C’est cet accident : brutal, inattendu, presque irréel qui m’a donné envie de dresser son portrait. Un obstacle de plus, dans une vie qui n’en a jamais manqué. Alors que Wangoods entame sa deuxième année, que les marchés s’enchaînent et que les projets prennent forme, ce coup d’arrêt a tout remis en question… sauf sa volonté de continuer.

Avant d’être un entrepreneur, avant même d’être un homme marqué par les épreuves, c’est un jeune homme venu du Bénin. « J’ai eu une enfance plutôt chanceuse« , dit-il, sans ironie. Chanceuse, car entourée d’une large communauté où les liens priment sur tout. Dans son village, « on pouvait entrer dans toutes les maisons sans se soucier de rien« .

On y vivait dehors, librement, avec une confiance rare. « On dormait même sous les arbres, et les parents venaient nous chercher au moment de manger« , raconte-t-il en souriant, comme un souvenir lointain.

Photo de Jean Kollé dans son salon, crédit photo : Léo Labaume

Mais derrière cette insouciance se cachait aussi la dureté de la vie rurale. Tout petit, il est frappé par la poliomyélite, maladie très contagieuse qui peut provoquer des paralysies irréversibles. Les trajets quotidiens vers l’école de cinq à sept kilomètres deviennent un défi. Le village le surnommait « l’enfant qui n’a pas le pied« .

Plus tard, une maladie grave manque de l’emporter. « Tout le monde croyait que je n’allais pas survivre. » Pourtant, comme souvent, l’entrepreneur se relève de cette épreuve. Porté par ses frères et sœurs, il réapprend à marcher, puis retourne à l’école. Dans ce monde dur mais aimant, il forge un réflexe qui ne le quittera plus : tenir.

Partir, tomber, se relever

Des années plus tard, il quitte le Bénin, convaincu qu’ailleurs, il pourra tracer sa route. « L’intention en venant en France, c’était de m’en sortir par le travail« , résume-t-il. Mais la réalité le rattrape vite : un visa de quelques jours, puis plus rien. Les nuits dans les foyers d’urgence, les travaux non payés, la préfecture qui refuse, la précarité qui s’installe. « Il m’est arrivé de dormir dans la rue, sur un banc public à Rodez« , dit-il simplement, comme un fait parmi d’autres. Il faudra trois ans de lutte administrative avant d’être régularisé.

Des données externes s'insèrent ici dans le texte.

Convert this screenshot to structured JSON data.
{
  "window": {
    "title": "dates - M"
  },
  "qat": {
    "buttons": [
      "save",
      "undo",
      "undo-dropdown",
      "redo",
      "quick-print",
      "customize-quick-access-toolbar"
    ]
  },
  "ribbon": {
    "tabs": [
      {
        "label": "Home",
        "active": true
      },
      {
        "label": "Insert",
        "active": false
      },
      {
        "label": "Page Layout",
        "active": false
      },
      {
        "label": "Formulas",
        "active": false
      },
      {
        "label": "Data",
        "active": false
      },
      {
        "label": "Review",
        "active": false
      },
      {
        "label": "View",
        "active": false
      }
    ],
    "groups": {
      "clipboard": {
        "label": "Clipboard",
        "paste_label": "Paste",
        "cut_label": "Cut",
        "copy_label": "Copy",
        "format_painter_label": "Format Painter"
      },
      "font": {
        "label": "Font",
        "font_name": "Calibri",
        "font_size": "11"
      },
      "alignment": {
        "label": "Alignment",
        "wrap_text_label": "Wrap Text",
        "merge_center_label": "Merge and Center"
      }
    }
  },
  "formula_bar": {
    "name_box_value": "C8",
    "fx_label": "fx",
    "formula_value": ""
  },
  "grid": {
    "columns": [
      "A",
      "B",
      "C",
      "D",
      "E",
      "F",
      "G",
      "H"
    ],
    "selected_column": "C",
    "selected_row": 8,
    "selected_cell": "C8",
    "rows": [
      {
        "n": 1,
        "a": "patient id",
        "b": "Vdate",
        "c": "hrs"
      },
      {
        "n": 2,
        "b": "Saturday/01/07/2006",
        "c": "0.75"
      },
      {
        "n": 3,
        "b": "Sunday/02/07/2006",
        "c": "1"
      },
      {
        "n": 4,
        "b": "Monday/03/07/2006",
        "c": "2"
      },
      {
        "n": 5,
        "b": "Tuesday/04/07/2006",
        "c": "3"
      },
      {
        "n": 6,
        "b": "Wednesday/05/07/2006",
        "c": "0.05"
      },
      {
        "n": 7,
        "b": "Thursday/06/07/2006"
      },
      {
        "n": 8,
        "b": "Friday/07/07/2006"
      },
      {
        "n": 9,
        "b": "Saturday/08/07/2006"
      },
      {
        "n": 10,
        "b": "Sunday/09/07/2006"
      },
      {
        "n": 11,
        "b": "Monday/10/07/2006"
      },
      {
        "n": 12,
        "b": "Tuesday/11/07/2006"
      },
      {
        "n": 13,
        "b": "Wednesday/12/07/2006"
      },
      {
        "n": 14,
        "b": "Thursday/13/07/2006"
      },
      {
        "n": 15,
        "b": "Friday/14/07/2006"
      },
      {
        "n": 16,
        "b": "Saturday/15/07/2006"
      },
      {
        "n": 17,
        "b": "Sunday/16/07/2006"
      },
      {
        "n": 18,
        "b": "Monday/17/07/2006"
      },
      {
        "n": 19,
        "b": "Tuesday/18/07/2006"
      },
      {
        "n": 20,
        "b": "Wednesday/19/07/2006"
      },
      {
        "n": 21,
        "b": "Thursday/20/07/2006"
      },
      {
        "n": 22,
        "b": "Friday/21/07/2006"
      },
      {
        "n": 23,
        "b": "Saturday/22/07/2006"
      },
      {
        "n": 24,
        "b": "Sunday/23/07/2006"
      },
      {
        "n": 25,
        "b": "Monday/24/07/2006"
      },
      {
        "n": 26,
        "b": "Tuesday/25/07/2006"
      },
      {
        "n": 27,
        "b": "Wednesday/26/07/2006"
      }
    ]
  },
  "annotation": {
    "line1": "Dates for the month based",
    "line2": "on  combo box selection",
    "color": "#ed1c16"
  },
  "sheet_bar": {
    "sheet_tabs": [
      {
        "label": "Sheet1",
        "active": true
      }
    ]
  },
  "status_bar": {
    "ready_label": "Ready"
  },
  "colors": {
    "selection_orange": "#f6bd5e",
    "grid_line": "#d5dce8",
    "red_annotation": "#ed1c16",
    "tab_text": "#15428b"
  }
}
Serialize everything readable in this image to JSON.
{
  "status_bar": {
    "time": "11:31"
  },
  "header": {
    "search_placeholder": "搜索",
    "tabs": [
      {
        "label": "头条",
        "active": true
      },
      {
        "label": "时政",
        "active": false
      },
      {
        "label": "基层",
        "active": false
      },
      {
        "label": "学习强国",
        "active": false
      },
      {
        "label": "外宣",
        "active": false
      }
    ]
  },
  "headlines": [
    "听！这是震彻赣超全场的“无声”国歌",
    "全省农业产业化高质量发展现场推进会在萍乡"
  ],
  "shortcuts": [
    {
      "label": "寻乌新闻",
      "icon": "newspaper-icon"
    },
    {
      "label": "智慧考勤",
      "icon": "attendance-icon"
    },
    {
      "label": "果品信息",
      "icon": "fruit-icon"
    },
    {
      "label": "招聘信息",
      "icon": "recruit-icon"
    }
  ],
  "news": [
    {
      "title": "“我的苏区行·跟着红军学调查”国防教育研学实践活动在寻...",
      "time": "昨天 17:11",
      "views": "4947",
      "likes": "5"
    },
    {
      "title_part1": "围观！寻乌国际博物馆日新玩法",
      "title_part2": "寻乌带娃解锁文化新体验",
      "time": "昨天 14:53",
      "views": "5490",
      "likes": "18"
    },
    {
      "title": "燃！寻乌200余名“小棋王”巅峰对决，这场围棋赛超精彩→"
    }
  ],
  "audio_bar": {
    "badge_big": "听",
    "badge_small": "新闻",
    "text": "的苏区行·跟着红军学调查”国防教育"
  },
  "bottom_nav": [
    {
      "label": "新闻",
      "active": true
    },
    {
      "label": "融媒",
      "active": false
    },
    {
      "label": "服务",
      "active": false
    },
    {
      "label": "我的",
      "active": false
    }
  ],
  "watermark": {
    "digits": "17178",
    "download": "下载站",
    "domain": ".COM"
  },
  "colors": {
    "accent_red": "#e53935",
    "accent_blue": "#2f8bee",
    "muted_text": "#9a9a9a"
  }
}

Une fois les papiers obtenus, Jean Kollé ne s’arrête plus : CDD, formations, stages, reprise d’études à la CCI, puis un bachelor, un Master, et l’arrivée tardive de sa femme et de son fils, huit ans après son exil. Au fil de ce parcours, l’idée de Wangoods germe pour valoriser des produits naturels du Bénin. 

L’accident, un obstacle parmis tant d’autres

En Octobre dernier, le fondateur de Wangoods revient de Montpellier après plusieurs jours de foire. Sur la route, une voiture coupe sa trajectoire. L’impact est violent, imprévisible. « Je suis resté plus d’une heure enfermé dans le véhicule. » Dans la tôle écrasée, il pense à sa femme, à son fils, à tout ce qu’il a construit. Son véhicule  floqué, essentiel pour les marchés, véritable outil de travail est détruit. La saison des fêtes approche, l’entreprise est fragilisée.

Aujourd’hui, Jean Kollé vit entre les séances de kiné, le suivi psychologique, et les démarches liées à l’accident. Les douleurs persistent, la peur aussi. « Reprendre le volant est difficile aujourd’hui« , avoue-t-il. Pourtant, ce n’est pas seulement une question personnelle : c’est tout son modèle qui repose sur sa mobilité. « Je suis un homme de terrain : j’aime aller au contact des gens. » Sans voiture, impossible de se rendre sur les marchés. Alors il a lancé une cagnotte, comme moyen de redémarrer, de reprendre la route, et de donner un nouveau souffle à Wangoods. 

Une leçon de vie

Quand on demande ce qu’il retient de tout cela, l’Aveyronnais d’adoption sourit : « Tant qu’on a le souffle de vie, rien n’est perdu.« 

Il rêve déjà de l’avenir : une famille qui s’agrandit, Wangoods qui se relève. Et surtout, l’envie de servir d’exemple, pas pour montrer qu’il a réussi, mais pour prouver que tout est possible.

Avant que je parte, le père de famille me glisse un petit cadeau de sa marque : un geste simple, chaleureux, qui résume parfaitement l’homme qu’il est. Jean Kollé me raccompagne avec un sourire discret, ce  sourire d’homme qui, malgré les blessures, se relève encore.